Carrie Gartner, CID Executive Director, said Monday morning most of the comments the CID have made about the zoning proposal so far are positive. 

"We have a lot of positive comments," Gartner said. "We like the idea of transit zones. We like the idea of having higher density buildings along bus routes or major roads." 

Gartner said they like a lot of things they are talking about. The comments also include artisan industries, like bakeries, breweries, and small bore industries.

"On the other side, we do have this question of the size of lots, very small lots," Gartner said. "How do we meet the setback requirements? How do we meet the parking requirements on such small properties?" 

A main concern from the CID's proposal to Columbia City Council is in regards to business owners not being able to expand their businesses on Business Loop 70 if they don't meet parking requirements. 

"There's a lot of interesting changes being made to the zoning code," Gartner said. "[However], we do have some concerns. There are some very very small lots here and if something should happen or if somebody should decide to rebuild, we simply can't fit all the requirements on this small piece of land. Parking is the great example. There are some places that just can't meet the requisite number of parking spaces." 

Gartner gave an example with Garry Ennis, CID board member and owner of Ennis Appliance on Business Loop 70. 

"Garry has maybe between four or five parking spaces right now," Gartner said. "Current code says he has to have 37. The new code says 25. They've actually reduced the parking requirements, which is great. [But], he still can't fit that." 

Gartner said the city has worked with the CID cooperatively for months. The board has offered a lot of comments to the city, which has taken them into account. 

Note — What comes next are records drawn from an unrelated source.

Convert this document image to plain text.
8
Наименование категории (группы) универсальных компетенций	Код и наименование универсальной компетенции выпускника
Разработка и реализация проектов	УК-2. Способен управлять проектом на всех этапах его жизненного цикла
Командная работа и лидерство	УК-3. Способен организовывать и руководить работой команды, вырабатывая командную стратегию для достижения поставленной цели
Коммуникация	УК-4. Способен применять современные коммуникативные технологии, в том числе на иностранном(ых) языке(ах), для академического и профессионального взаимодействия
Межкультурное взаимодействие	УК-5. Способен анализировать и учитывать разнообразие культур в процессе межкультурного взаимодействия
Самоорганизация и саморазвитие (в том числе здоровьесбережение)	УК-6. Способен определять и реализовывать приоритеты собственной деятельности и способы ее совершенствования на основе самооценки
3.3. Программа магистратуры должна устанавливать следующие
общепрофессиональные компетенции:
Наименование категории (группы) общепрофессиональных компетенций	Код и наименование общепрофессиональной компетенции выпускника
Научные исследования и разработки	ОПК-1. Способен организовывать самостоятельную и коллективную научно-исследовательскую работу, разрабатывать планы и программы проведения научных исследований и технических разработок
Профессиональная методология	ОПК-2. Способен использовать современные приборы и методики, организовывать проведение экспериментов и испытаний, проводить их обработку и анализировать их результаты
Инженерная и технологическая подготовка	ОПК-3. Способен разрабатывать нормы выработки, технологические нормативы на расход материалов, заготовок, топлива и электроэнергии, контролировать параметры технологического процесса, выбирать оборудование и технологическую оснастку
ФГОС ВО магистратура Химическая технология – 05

"We feel they've been super cooperative," Gartner said. "We're very pleased with that." 

Gartner said when it comes down to it, the question remains how does the board work with the small lots to really find out a way to maintain the overall goal of the proposal.

"[It's] to make sure we don't get stuck with properties that just become unusable," the executive director said. 

The CID is still waiting for the okay to arrange a public vote to levy a sales tax, hoping to bring in an estimated $220,000 a year. The estimate is based on sales given by the city and could change depending if the area becomes more popular. 

"More places to shop, more places to eat," Gartner said. 

When asked about the CID spoof video from the November 19 episode of, "The Daily Show With Trevor Noah," regarding the sales tax, Gartner said the board hasn't discussed it yet and she hasn't seen it.